Parece óbvio que não é nada científico definir um conceito pelo que se espera de seus resultados (uma definição ex post), e não pelo que se propõe ex ante. Tirando o foco dos indicadores fiscais e observando os impactos sociais, a aplicação desse não-conceito apresenta resultados inequívocos, tanto em países centrais quanto periféricos, rendendo críticas inclusive do insuspeito FMI[vi]. Assim, tanto pelas propostas quanto consequências, é possível definir austeridade como uma limitação estrutural da atuação contracíclica e desenvolvimentista do Estado, e a diminuição do Estado de Bem-Estar Social, por meio de regras fiscais, revisão de direitos adquiridos, e privatização de fundos públicos, visando favorecer o capital no conflito distributivo.
No Brasil, onde parte desses objetivos estruturais já foram cumpridos, os defensores da austeridade encontram agora dificuldades em cumprir suas próprias regras fiscais impraticáveis[vii]. Começam então a falar timidamente sobre reformas tributárias, argumentando que aumento de receitas e justiça social sempre couberam no conceito de austeridade. Assim, após a contração fiscal expansionista, cria-se um novo oximoro: a austeridade progressista[viii].

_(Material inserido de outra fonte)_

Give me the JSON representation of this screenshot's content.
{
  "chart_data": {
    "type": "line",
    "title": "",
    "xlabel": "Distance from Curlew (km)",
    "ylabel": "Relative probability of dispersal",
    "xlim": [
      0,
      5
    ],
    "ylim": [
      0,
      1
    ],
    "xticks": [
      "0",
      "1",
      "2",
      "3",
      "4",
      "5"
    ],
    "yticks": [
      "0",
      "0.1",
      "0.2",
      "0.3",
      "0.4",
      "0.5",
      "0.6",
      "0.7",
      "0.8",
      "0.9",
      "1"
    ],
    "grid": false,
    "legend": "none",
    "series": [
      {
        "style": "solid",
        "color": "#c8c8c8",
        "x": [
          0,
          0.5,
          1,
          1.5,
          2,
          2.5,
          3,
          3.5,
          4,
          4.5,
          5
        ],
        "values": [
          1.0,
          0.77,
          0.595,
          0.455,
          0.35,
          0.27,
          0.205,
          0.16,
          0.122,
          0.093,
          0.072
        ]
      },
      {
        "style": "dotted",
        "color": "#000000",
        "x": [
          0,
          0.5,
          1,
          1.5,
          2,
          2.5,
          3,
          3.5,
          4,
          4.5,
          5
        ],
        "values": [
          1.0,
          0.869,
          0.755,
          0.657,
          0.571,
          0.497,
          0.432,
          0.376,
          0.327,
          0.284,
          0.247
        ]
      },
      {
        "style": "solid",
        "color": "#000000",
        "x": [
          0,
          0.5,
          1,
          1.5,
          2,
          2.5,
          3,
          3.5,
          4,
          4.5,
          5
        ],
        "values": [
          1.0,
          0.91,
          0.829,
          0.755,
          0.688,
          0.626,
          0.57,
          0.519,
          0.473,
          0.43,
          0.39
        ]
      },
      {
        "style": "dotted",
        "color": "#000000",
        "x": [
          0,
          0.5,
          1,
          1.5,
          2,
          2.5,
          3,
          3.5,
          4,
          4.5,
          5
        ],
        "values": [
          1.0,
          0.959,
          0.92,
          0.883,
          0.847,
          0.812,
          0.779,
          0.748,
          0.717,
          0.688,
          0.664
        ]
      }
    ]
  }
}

Parece que a aprovação do Teto de Gastos aconteceu há tempo suficiente para terem esquecido que sua principal linha de defesa estava no argumento de que nossa carga tributária já é muito alta e seu aumento se dá em equilíbrio com o PIB, de modo que o problema estaria nos gastos descontrolados. A limitação dos gastos supostamente forçaria então os grupos de poder do Congresso a serem racionais e voluntariamente reverem gargalos e salários altos, em vez de cortar em políticas públicas, serviços e assistência social[ix].

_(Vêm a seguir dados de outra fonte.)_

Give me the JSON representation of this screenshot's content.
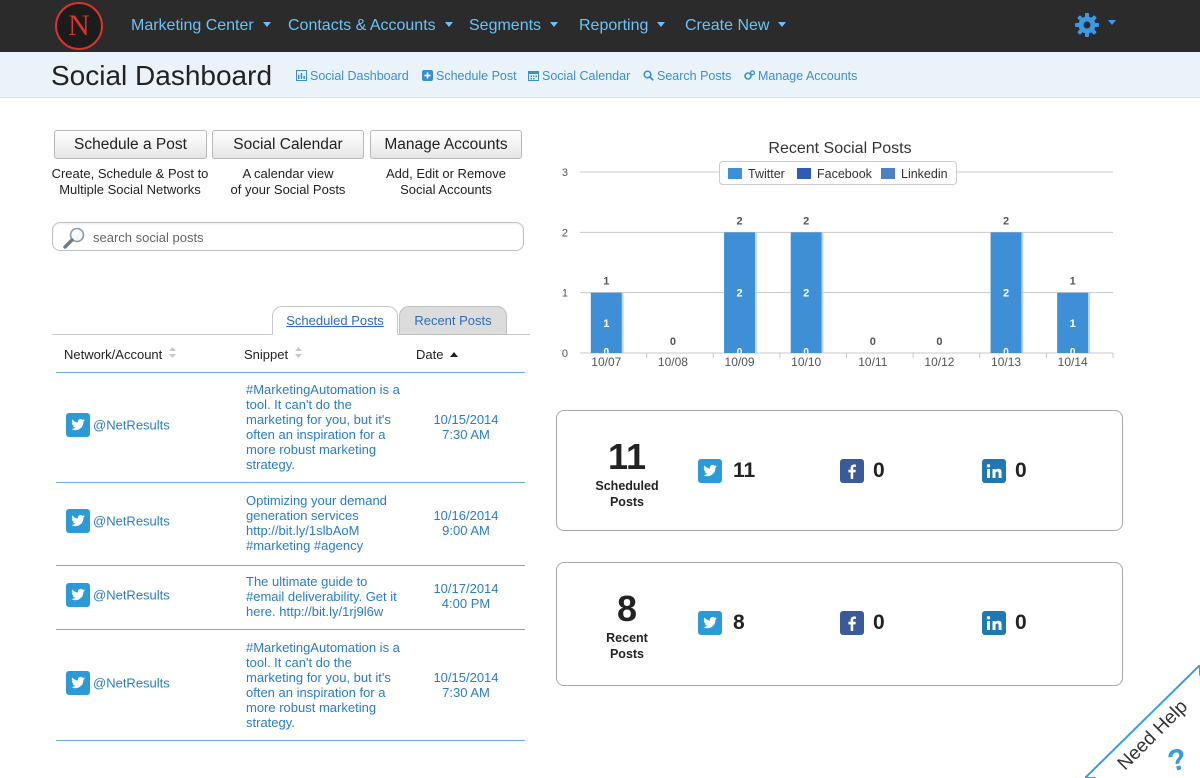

Tal justificativa coloca a regra fiscal tupiniquim em pleno acordo com as premissas de Alesina e Ardagna, que diagnosticam como problema inicial o crescimento constante de gastos que o Estado de Bem-Estar Social implica. De acordo com essa narrativa, o déficit sinaliza para empresas e pessoas que haverá aumento de impostos no futuro, de modo que elas deixam de gastar e de investir de antemão. O controle do déficit sinalizaria o oposto e diminuiria também a percepção de risco de default do governo, sendo que, pelo canal das expectativas e da diminuição da taxa de juros, haveria efeito expansionista.
Se a teoria está embasada na ideia de que agentes privados consomem e investem justamente por uma percepção de que impostos não vão aumentar, não faz sentido agora dizerem que sempre estiveram do lado da reforma tributária. Outras coisas não fazem sentido dentro desse raciocínio, como o fato de que agora estamos com um nível de dívida/PIB maior do que quando isso tudo começou, e a taxa de juros não para de cair.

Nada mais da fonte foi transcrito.